Voters in 1980 approved the privacy measure, which states a resident has the “right to be let alone and free from government intrusion into his private life.”

“Florida’s privacy provision is clearly implicated in a woman’s decision of whether or not to continue her pregnancy,” state Justice Leander Shaw wrote for the court at the time. “We can conceive of few more personal or private decisions concerning one’s body that one can make in the course of a lifetime, except perhaps the decision of the terminally ill in their choice of whether to discontinue necessary medical treatment.”

Stemberger and others opposed to this decision, however, argue the court went beyond the meaning of the text of the privacy amendment and that legislators weren’t considering abortion rights when they placed it on the ballot. But in his concurring opinion, then-Chief Justice Raymond Ehrlich pointed out the privacy amendment was several years after Roe v. Wade had legalized abortion.

“It can therefore be presumed that the public was aware that the right to an abortion was included under the federal constitutional right of privacy and would therefore certainly be covered by the Florida privacy amendment,” he wrote.

Three decades later, there is now a reconstituted Florida Supreme Court led by Chief Justice Charles Canady, a former Republican member of Congress who worked as former Gov. Jeb Bush’s top lawyer before he was appointed to an appeals court by Bush. Former-Gov. Charlie Crist — while he was still a Republican — appointed Canady to the state Supreme Court.

Canady’s wife, Jennifer Canady, is running for the Florida House as a Republican from Lakeland and on her campaign website states she is committed “defending the rights of the unborn.”

Canady often clashed in sharp dissents with other justices when left-leaning colleagues held the majority.
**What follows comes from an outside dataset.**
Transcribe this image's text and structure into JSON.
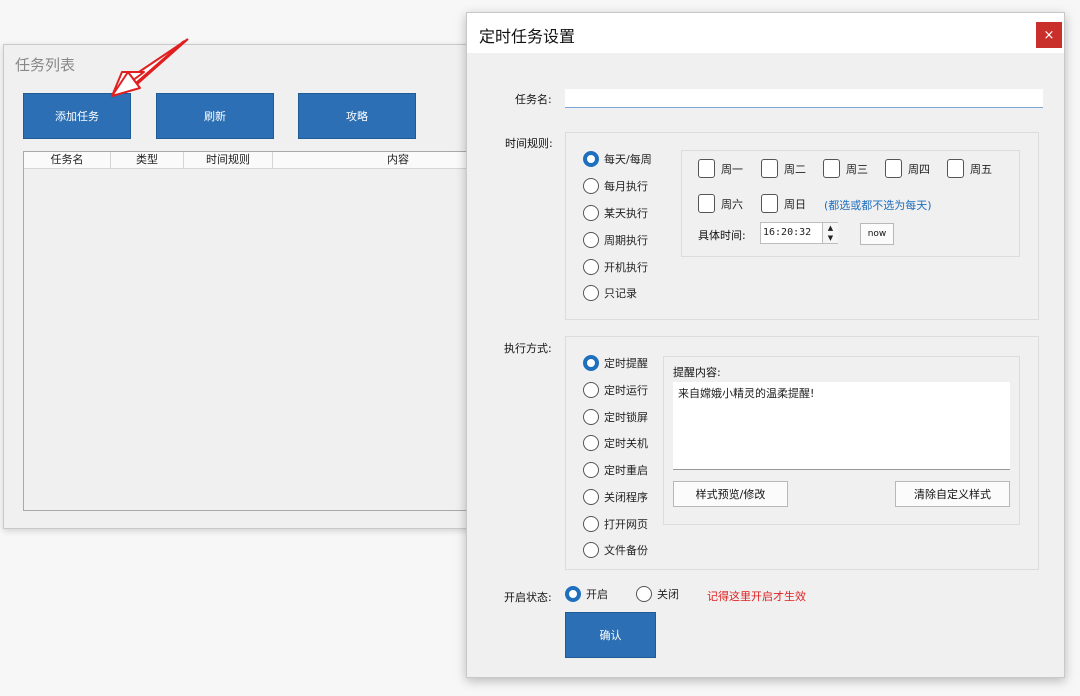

But the direction of the seven-member court swung sharply after DeSantis took office in 2019 because three justices reached retirement age.

DeSantis, who has called U.S. Supreme Court Justice Clarence Thomas the “greatest living justice,” has gotten five picks because two of his appointees were elevated to a federal appeals court by former President Donald Trump. Among the current justices is Carlos Muñiz, who worked for DeVos and also held a top spot under then-Attorney General Pam Bondi. Muñiz, who also worked for Bush when he was governor, had never been a judge prior to his appointment but will assume the post of chief justice later this summer.

This revamped Florida court has reversed several previous decisions, including a major death penalty case where a majority of justices threw out a 2016 decision that required a unanimous recommendation from a jury for a death sentence. That ruling from two years ago called the previous decision a “mistake” and “wrong.”

Jason Unger, a veteran Tallahassee attorney who spent 11 years on the nominating panel that recommends candidates to the governor, said that “you have on this court, very smart, serious justices who really believe in the text of the law.”

Since DeSantis became governor, the Florida Supreme Court has only issued one notable ruling against either him or the GOP-controlled Legislature. Justices in 2020 concluded that DeSantis’ pick for a Supreme Court vacancy was not qualified under the state Constitution and forced him to pick a different nominee.

Stemberger, who worked on an amicus brief filed in the 1989 parental consent case, says he would expect the state Supreme Court to unravel the earlier abortion ruling, calling the justices “fierce textualists” who would rely only on the language in the state constitution.

Those on both sides of the abortion fight expect more restrictions to eventually be considered by the Legislature, starting possibly with a bill that would ban all abortions at six weeks or when abortion opponents contend a fetal heartbeat is detected.

“The guardrails are off if that draft opinion becomes final,” said Dan Gelber, a former state legislator and Democratic mayor of Miami Beach whose firm has been involved in several constitutional cases. “I don’t think there’s any question that the Legislature and the governor are going to want to exploit the Supreme Court’s apparent pending decision in every way. It would surprise me if they didn’t.”